According to Mityagina, it is also important to remember that this concept was thought up “not by foreigners” but by Russians themselves and that it arose because Russians have always sought to come to terms with how contradictory their behavior often is. Instead of exploring those contradictions, they have typically been written off as products of this term.
For example, she continues, Russians simultaneously display a high degree of concern for justice but an equally high degree of willingness to engage in or tolerate repression which is anything but just; and they talk about universal brotherhood but seldom unite unless they have an enemy they feel they must repulse.
The Vyatka scholar suggests that one can get a far better handle on this if one explores the diversity of mentalities across Russian regions and notes that her team has recently focused on the fact that during the pandemics, people in some regions believed some kind of fake news while those elsewhere did not.

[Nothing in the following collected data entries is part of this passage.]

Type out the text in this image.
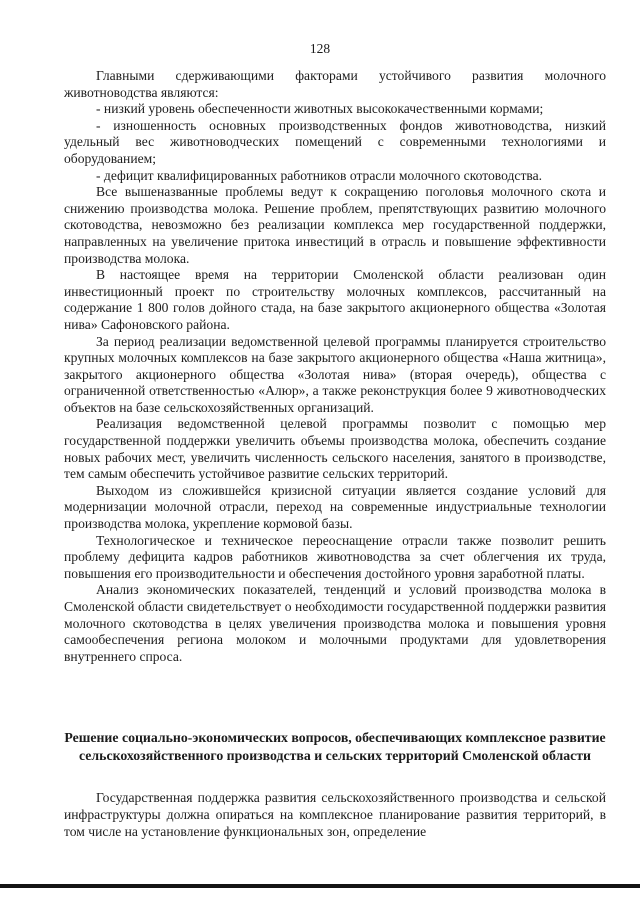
128

Главными сдерживающими факторами устойчивого развития молочного животноводства являются:

- низкий уровень обеспеченности животных высококачественными кормами;

- изношенность основных производственных фондов животноводства, низкий удельный вес животноводческих помещений с современными технологиями и оборудованием;

- дефицит квалифицированных работников отрасли молочного скотоводства.

Все вышеназванные проблемы ведут к сокращению поголовья молочного скота и снижению производства молока. Решение проблем, препятствующих развитию молочного скотоводства, невозможно без реализации комплекса мер государственной поддержки, направленных на увеличение притока инвестиций в отрасль и повышение эффективности производства молока.

В настоящее время на территории Смоленской области реализован один инвестиционный проект по строительству молочных комплексов, рассчитанный на содержание 1 800 голов дойного стада, на базе закрытого акционерного общества «Золотая нива» Сафоновского района.

За период реализации ведомственной целевой программы планируется строительство крупных молочных комплексов на базе закрытого акционерного общества «Наша житница», закрытого акционерного общества «Золотая нива» (вторая очередь), общества с ограниченной ответственностью «Алюр», а также реконструкция более 9 животноводческих объектов на базе сельскохозяйственных организаций.

Реализация ведомственной целевой программы позволит с помощью мер государственной поддержки увеличить объемы производства молока, обеспечить создание новых рабочих мест, увеличить численность сельского населения, занятого в производстве, тем самым обеспечить устойчивое развитие сельских территорий.

Выходом из сложившейся кризисной ситуации является создание условий для модернизации молочной отрасли, переход на современные индустриальные технологии производства молока, укрепление кормовой базы.

Технологическое и техническое переоснащение отрасли также позволит решить проблему дефицита кадров работников животноводства за счет облегчения их труда, повышения его производительности и обеспечения достойного уровня заработной платы.

Анализ экономических показателей, тенденций и условий производства молока в Смоленской области свидетельствует о необходимости государственной поддержки развития молочного скотоводства в целях увеличения производства молока и повышения уровня самообеспечения региона молоком и молочными продуктами для удовлетворения внутреннего спроса.

Решение социально-экономических вопросов, обеспечивающих комплексное развитие сельскохозяйственного производства и сельских территорий Смоленской области

Государственная поддержка развития сельскохозяйственного производства и сельской инфраструктуры должна опираться на комплексное планирование развития территорий, в том числе на установление функциональных зон, определение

At the same time, Mityagina insists, Russians are not more disposed to conspiracy thinking than others. That habit of mind reflects the nearly universal phenomenon in which “there is too much information and we cannot process it. I think that this is typical for all people and not just the Russian mentality,” she says.
“If we want to somehow reduce our negative cultural characteristics,” the scholar continues, “then educational centers must appear in the regions” both to study the mentalities of people there and help people change them for the better.” At present, too much is concentrated in Moscow and “the regions are suffering.”
The same thing is true of book publishing and other cultural institutions. Otherwise, the gap between Moscow and the rest of the country will grow, adding yet another contradiction to what should not be seen as anything mysterious but as the product of the diversity of people in a very large country.